WL#896: Primary, Secondary and Tertiary Sorts

Affects: Server-6.x   —   Status: Assigned

The Unicode Collation Algorithm has guidelines for sorting  
characters. An introductory article is:  
"Collations"
http://web.archive.org/web/20030401193640/www.dbazine.com/gulutzen1.html
Our authoritative text is:  
"Unicode Technical Standard #10 Unicode Collation Algorithm"  
http://www.unicode.org/reports/tr10/  
which we'll call "The UCA document".  
  
Trying to summarize in one sentence:  
For sort keys and indexes, compare the weights of the
characters, so that collation will be possible (approximately)
as the UCA document requires, with up to four levels.
Multi-level comparisons work thus:
  Compare the level-1 weights.
  If the result is equal, compare the level-2 weights.
  If the result is still equal, compare the level-3 weights.
  And so on, for the number of weights in the collation.
Variation is possible, for example comparing
the level-3 weights before the level-2 weights.
  
Alexander Barkov (Bar) and Sergei Golubchik believed this task
(WL#896) could be in 5.0, which was the original plan. Clearly
it will be later.  
  
This has some possible interest for a Japanese customer  
[ name deleted, see Progress Reports ] which suggested a patch
for MySQL 4.1, but (as Sergei points out) they can use their own
patch with 4.1 while we work toward WL#896.  

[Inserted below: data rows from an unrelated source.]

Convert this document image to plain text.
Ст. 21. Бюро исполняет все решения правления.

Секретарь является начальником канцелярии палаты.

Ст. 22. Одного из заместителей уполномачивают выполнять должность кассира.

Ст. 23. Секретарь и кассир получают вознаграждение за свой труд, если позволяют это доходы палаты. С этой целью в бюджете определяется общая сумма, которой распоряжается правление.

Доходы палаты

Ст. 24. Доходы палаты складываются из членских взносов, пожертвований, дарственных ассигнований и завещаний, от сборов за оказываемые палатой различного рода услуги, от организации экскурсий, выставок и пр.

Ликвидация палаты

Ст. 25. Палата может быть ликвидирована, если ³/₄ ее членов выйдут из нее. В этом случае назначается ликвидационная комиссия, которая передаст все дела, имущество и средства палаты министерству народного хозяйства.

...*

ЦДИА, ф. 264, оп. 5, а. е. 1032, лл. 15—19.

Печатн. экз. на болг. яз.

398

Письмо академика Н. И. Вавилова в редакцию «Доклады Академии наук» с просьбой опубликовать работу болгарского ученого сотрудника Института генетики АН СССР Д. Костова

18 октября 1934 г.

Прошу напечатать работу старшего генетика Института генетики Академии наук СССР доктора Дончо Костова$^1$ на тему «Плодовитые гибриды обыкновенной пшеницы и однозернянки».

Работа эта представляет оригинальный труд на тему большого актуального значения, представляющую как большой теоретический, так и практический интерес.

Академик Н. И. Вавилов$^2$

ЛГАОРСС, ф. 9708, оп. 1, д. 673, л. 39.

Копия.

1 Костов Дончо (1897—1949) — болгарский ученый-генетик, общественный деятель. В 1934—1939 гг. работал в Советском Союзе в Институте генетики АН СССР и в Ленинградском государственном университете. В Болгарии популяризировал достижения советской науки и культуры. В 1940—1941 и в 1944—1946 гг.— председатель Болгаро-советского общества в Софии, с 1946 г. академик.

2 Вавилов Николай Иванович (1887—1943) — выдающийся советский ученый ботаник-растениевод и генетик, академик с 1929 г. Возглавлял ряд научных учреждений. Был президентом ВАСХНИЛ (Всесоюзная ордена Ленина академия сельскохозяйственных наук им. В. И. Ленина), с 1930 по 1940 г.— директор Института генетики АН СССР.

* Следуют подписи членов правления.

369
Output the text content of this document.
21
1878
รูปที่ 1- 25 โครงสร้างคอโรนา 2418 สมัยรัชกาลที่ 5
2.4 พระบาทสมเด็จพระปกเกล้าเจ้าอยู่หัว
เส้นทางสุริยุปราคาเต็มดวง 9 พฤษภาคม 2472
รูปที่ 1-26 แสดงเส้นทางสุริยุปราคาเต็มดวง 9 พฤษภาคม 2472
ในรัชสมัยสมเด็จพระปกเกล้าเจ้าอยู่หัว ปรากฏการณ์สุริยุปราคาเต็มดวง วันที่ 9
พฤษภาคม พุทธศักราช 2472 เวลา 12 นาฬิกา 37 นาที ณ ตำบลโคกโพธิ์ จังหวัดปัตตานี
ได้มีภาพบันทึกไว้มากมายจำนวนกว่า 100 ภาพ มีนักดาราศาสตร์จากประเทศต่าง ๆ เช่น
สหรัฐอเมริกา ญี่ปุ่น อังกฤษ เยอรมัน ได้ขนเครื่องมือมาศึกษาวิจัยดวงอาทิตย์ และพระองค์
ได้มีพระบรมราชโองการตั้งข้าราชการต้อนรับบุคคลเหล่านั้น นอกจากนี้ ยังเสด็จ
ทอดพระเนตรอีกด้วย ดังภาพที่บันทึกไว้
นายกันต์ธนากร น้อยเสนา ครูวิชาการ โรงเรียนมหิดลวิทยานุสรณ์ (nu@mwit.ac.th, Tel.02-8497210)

Sergei, Bar, and I (Peter Gulutzan) agree that the Japanese-customer
patch (also known as utf8_general_cs)  
is good for their particular purpose but not for our usual  
customers. They do two passes: sort according to the MySQL  
official collation (which I suppose is sjis_japanese_ci),  
then for all values which are "equal" in that collation,  
compare using memcmp. This means that a level-3 difference  
trumps a level-2 difference, e.g. 'Aé' < 'ae'. The  
Japanese-customer solution is good -- these are intelligent
people and the solution works -- but we merely say that our
plan must fit other, non-Japanese, situations as well.

WL#896 is a prerequisite for new Hungarian collations
(WL#2993) and standard Japanese (WL#2555).


The "allkeys.txt" file discussed in the HLS is here:
http://www.unicode.org/Public/UCA/latest/allkeys.txt

See also:
BUG#34130 incorrect french order in utf8_unicode_ci